There’s also the cost.
A two-pound bottle of the Harbor Spice Co.’s 1394, described as an all-purpose seasoning sells for $7.50; the same size bottle of J.O. is $9.25, according to the company’s online store. By comparison, two pounds of Old Bay would cost around $18 at Shoppers, a regional supermarket chain.
“No one uses Old Bay anymore; it’s just too expensive,” said Jackie Hart of Mother Shuckers, a Martinsburg, W.Va., crab house formerly located in Anne Arundel County. When it comes time to find the seasoning for her crabs, Hart drives from West Virginia to J.O.’s Halethorpe factory, where she loads up on No. 2 seasoning and custom mallets and tumblers.
The aroma of spices emanates from the factory like a Turkish bazaar and lingers on one’s clothes for the rest of the day. After years working here, employees say they can’t smell it anymore, but on days when red pepper is mixed, their eyes might start watering.
Inside the gift shop at the Halethorpe factory, an engraved travel mug proclaims Baltimore’s insider spice gospel: “Those who know use J.O.”
“Summer is our crazy time,” said Brittany Osborne, 26, who runs the company while her parents, owners Ginger and Donald Ports, are meeting with clients in Florida. The company distributes to over 900 crab and seafood houses in the region, with a total of 3.5 to 5 million pounds of crab seasoning soldannually. The factory employs about 25 to 30 workers, including college students who work over the summer.

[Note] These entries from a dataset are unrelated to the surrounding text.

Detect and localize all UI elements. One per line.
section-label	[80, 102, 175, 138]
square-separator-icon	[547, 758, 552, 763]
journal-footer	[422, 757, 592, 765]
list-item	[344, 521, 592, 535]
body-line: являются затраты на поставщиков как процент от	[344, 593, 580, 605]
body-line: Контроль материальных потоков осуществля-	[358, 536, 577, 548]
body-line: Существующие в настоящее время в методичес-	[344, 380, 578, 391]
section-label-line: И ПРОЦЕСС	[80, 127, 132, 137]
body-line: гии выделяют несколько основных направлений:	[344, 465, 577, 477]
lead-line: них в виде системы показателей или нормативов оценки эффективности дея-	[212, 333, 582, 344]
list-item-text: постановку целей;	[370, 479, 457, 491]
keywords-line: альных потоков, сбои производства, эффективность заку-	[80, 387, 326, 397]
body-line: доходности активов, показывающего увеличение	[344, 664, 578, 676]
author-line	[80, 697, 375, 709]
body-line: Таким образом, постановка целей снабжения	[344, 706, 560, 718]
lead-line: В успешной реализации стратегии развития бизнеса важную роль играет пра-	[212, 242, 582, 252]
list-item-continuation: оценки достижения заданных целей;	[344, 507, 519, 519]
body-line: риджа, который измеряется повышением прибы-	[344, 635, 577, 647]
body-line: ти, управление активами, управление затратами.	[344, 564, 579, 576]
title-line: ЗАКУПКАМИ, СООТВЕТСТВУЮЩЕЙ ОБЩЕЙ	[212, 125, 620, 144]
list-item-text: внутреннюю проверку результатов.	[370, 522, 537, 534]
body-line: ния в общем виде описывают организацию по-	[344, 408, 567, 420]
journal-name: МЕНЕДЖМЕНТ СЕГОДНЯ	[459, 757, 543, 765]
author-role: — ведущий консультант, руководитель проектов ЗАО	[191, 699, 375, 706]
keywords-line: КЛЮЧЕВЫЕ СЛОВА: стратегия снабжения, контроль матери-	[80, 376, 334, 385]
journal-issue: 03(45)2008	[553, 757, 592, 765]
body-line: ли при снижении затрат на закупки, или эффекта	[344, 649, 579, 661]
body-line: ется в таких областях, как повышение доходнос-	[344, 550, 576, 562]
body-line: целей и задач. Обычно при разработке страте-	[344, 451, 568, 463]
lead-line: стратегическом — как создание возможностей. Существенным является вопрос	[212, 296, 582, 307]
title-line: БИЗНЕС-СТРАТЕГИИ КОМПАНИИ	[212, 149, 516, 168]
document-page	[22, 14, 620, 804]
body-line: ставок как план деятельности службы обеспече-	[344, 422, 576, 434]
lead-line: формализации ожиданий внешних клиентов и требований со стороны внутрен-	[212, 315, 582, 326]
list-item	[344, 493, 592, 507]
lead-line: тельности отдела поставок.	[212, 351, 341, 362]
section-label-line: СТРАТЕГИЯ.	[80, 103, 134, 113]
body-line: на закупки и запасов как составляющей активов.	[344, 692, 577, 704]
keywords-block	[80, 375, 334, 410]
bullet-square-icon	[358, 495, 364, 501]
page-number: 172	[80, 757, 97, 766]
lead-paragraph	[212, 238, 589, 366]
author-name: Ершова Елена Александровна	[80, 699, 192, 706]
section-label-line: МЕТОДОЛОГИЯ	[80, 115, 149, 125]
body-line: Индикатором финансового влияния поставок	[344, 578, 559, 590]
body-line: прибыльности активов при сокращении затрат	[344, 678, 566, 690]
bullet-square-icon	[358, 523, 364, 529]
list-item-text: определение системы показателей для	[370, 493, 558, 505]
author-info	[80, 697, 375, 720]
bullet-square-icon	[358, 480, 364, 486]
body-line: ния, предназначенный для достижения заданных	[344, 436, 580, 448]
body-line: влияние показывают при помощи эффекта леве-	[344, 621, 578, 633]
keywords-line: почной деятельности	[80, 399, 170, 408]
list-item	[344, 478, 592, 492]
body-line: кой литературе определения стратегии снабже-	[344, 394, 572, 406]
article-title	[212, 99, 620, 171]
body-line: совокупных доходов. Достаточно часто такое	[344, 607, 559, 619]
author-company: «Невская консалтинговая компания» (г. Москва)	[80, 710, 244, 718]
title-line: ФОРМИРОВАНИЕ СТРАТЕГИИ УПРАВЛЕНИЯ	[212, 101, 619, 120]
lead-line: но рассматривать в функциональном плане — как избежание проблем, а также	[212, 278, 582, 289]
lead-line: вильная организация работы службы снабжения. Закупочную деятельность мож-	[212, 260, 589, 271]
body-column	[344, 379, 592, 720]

Inside, white bags of salt the size of Jabba the Hutt line the warehouse, along with boxes of spice. Workers use a crane to load a giant bag of spice into a mixer. In the next room, Osborne’s sister, Bethany Ports, hand-fills small jars of Cajun seasoning. It’s a tedious process, Ports says, but “it’s got to get done.” Their brother Tyler Ports also works in the warehouse. “If we’re short a driver one day and he needs take out one of the trucks, he can,” Osborne said.
Osborne and her siblings are the fourth generation of her family to work at the factory. It was founded by Osborne’s great grandfather, James Ozzle (“J.O.”) Strigle, a waterman from Tangier Island, Va., in 1945.

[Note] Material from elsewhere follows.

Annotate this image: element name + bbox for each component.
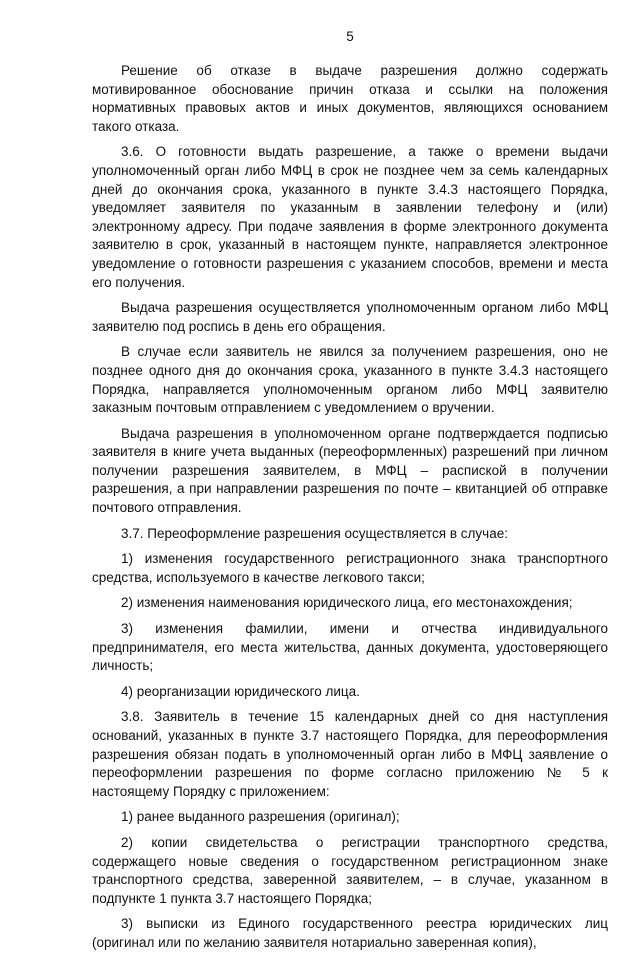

It was around that same year that Gustav Brunn, a German Jewish Holocaust survivor who escaped a concentration camp and moved to Baltimore, decided to rename his own brand of crab seasoning. Brunn, the founder of the Baltimore Spice Co., had originally called it “India Girl,” according to The Sun archives. A friend who worked in advertising suggested he name it after a popular steamship company. In 1943, he called it Old Bay.

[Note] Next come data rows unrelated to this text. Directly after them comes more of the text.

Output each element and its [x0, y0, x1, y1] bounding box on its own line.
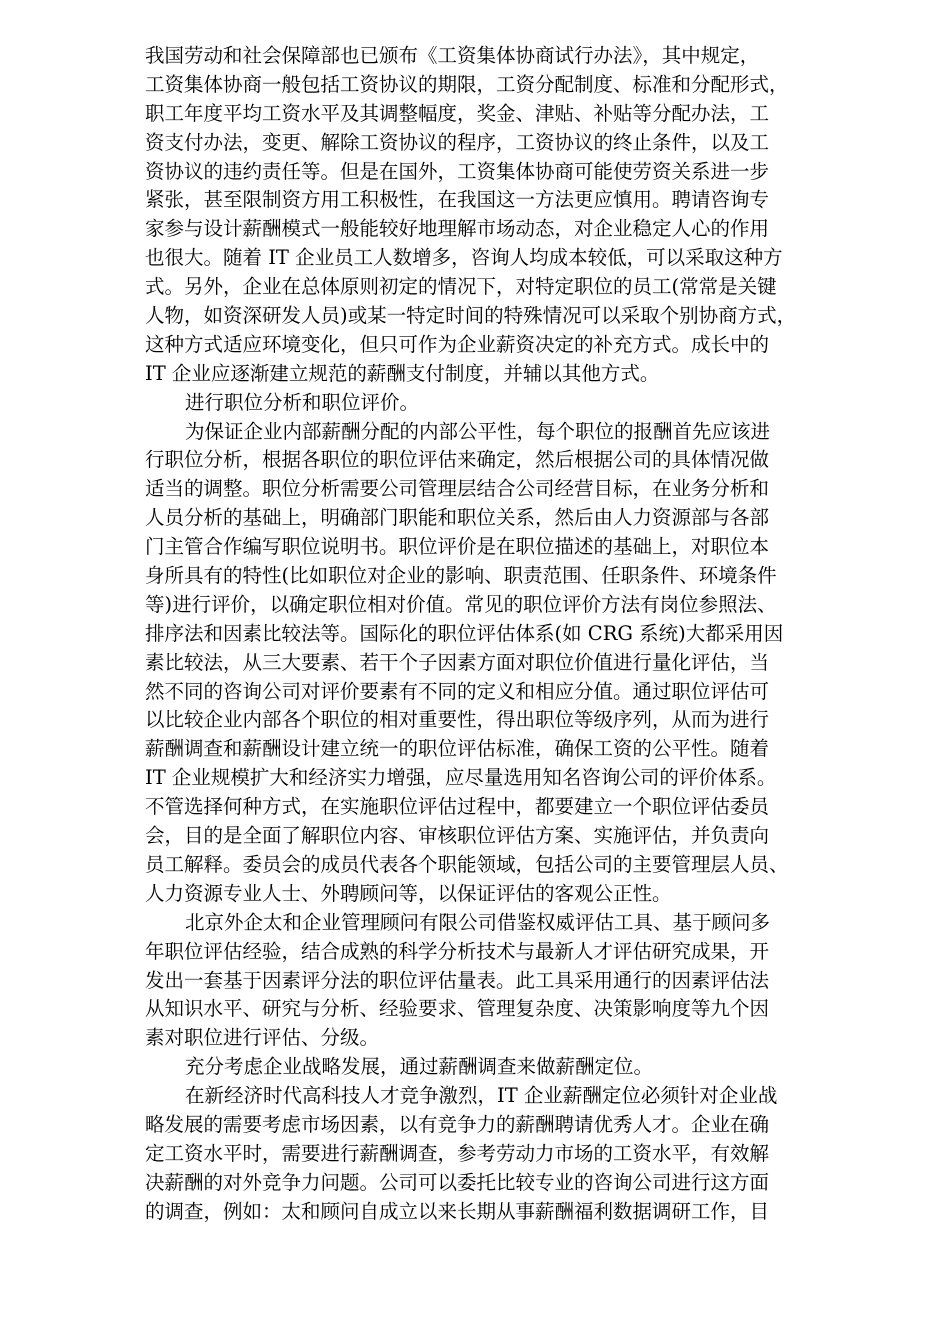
paragraph: [145, 1082, 885, 1226]
text-line: 决薪酬的对外竞争力问题。公司可以委托比较专业的咨询公司进行这方面: [145, 1170, 770, 1194]
paragraph: [145, 909, 885, 1053]
text-line: 然不同的咨询公司对评价要素有不同的定义和相应分值。通过职位评估可: [145, 679, 770, 703]
text-line: 以比较企业内部各个职位的相对重要性，得出职位等级序列，从而为进行: [145, 708, 770, 732]
text-line: 我国劳动和社会保障部也已颁布《工资集体协商试行办法》，其中规定，: [145, 44, 760, 67]
text-line: 不管选择何种方式，在实施职位评估过程中，都要建立一个职位评估委员: [145, 795, 770, 819]
text-line: 充分考虑企业战略发展，通过薪酬调查来做薪酬定位。: [185, 1055, 654, 1079]
text-line: 职工年度平均工资水平及其调整幅度，奖金、津贴、补贴等分配办法，工: [145, 101, 770, 125]
text-line: 式。另外，企业在总体原则初定的情况下，对特定职位的员工(常常是关键: [145, 275, 777, 299]
text-line: IT 企业规模扩大和经济实力增强，应尽量选用知名咨询公司的评价体系。: [145, 766, 777, 790]
text-line: 在新经济时代高科技人才竞争激烈，IT 企业薪酬定位必须针对企业战: [185, 1084, 778, 1108]
text-line: 适当的调整。职位分析需要公司管理层结合公司经营目标，在业务分析和: [145, 477, 770, 501]
text-line: 这种方式适应环境变化，但只可作为企业薪资决定的补充方式。成长中的: [145, 332, 770, 356]
text-line: 进行职位分析和职位评价。: [185, 390, 420, 414]
text-line: 从知识水平、研究与分析、经验要求、管理复杂度、决策影响度等九个因: [145, 997, 770, 1021]
text-line: 员工解释。委员会的成员代表各个职能领域，包括公司的主要管理层人员、: [145, 852, 789, 876]
text-line: 资协议的违约责任等。但是在国外，工资集体协商可能使劳资关系进一步: [145, 159, 770, 183]
text-line: 北京外企太和企业管理顾问有限公司借鉴权威评估工具、基于顾问多: [185, 910, 771, 934]
text-line: 薪酬调查和薪酬设计建立统一的职位评估标准，确保工资的公平性。随着: [145, 737, 770, 761]
text-line: 人员分析的基础上，明确部门职能和职位关系，然后由人力资源部与各部: [145, 506, 770, 530]
text-line: 素比较法，从三大要素、若干个子因素方面对职位价值进行量化评估，当: [145, 650, 770, 674]
text-line: IT 企业应逐渐建立规范的薪酬支付制度，并辅以其他方式。: [145, 361, 660, 385]
paragraph: [145, 389, 885, 418]
text-line: 素对职位进行评估、分级。: [145, 1026, 380, 1050]
text-line: 定工资水平时，需要进行薪酬调查，参考劳动力市场的工资水平，有效解: [145, 1141, 770, 1165]
text-line: 会，目的是全面了解职位内容、审核职位评估方案、实施评估，并负责向: [145, 824, 770, 848]
paragraph: [145, 1053, 885, 1082]
text-line: 人物，如资深研发人员)或某一特定时间的特殊情况可以采取个别协商方式，: [145, 304, 797, 328]
text-line: 行职位分析，根据各职位的职位评估来确定，然后根据公司的具体情况做: [145, 448, 770, 472]
text-line: 年职位评估经验，结合成熟的科学分析技术与最新人才评估研究成果，开: [145, 939, 770, 963]
text-line: 为保证企业内部薪酬分配的内部公平性，每个职位的报酬首先应该进: [185, 419, 771, 443]
paragraph: [145, 42, 885, 389]
text-line: 等)进行评价，以确定职位相对价值。常见的职位评价方法有岗位参照法、: [145, 592, 777, 616]
text-line: 资支付办法，变更、解除工资协议的程序，工资协议的终止条件，以及工: [145, 130, 770, 154]
text-line: 身所具有的特性(比如职位对企业的影响、职责范围、任职条件、环境条件: [145, 564, 777, 588]
text-line: 也很大。随着 IT 企业员工人数增多，咨询人均成本较低，可以采取这种方: [145, 246, 783, 270]
document-page: [145, 42, 885, 1227]
text-line: 的调查，例如：太和顾问自成立以来长期从事薪酬福利数据调研工作，目: [145, 1199, 770, 1223]
text-line: 发出一套基于因素评分法的职位评估量表。此工具采用通行的因素评估法: [145, 968, 770, 992]
text-line: 略发展的需要考虑市场因素，以有竞争力的薪酬聘请优秀人才。企业在确: [145, 1112, 770, 1136]
text-line: 紧张，甚至限制资方用工积极性，在我国这一方法更应慎用。聘请咨询专: [145, 188, 770, 212]
text-line: 排序法和因素比较法等。国际化的职位评估体系(如 CRG 系统)大都采用因: [145, 621, 784, 645]
text-line: 人力资源专业人士、外聘顾问等，以保证评估的客观公正性。: [145, 881, 672, 905]
paragraph: [145, 418, 885, 909]
text-line: 家参与设计薪酬模式一般能较好地理解市场动态，对企业稳定人心的作用: [145, 217, 770, 241]
text-line: 门主管合作编写职位说明书。职位评价是在职位描述的基础上，对职位本: [145, 535, 770, 559]
text-line: 工资集体协商一般包括工资协议的期限，工资分配制度、标准和分配形式，: [145, 72, 789, 96]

Today, Old Bay is strong in the public imagination, like Kleenex is to facial tissue, or Starbucks to coffee. “You and I go to Giant, and we just see Old Bay and we think that’s it,” said Mark Smith of Brooklyn Park’s Crab Depot. “But 90% of the people working in crab houses will tell you J.O. is the go-to.”
It helps that Old Bay is readily available on grocery shelves. McCormick, which purchased Old Bay, is a multi-billion dollar company that spends more than $100 million annually on marketing for all of its products in the U.S. and abroad. A spokeswoman for the Old Bay brand did not respond to multiple requests for comment for this article.
J.O. has a much more limited budget, advertising on local radio stations and on their company’s Facebook page, and is sold mostly online and in their company store. Harbor Spice, however, is even less visible to the average consumer.
The owner of Harbor Spice declined to be interviewed for this article, but fans can go to the Forest Hill factory to sample and purchase its products for themselves.
J.O.’s Osborne and her family bear no ill will toward their bigger competitor. “My mom says there’s a place for both of us,” Osborne said.
But the word about J.O. is starting to spread, Osborne said.
A few weeks ago, her mother posted a meme to the J.O. Facebook page. It was photo of a man with a shocked expression on his face. “When you find out that seasoning you love on those crabs from your favorite crab house was J.O., not Old Bay,” the caption read, “… and your whole life has been a lie.”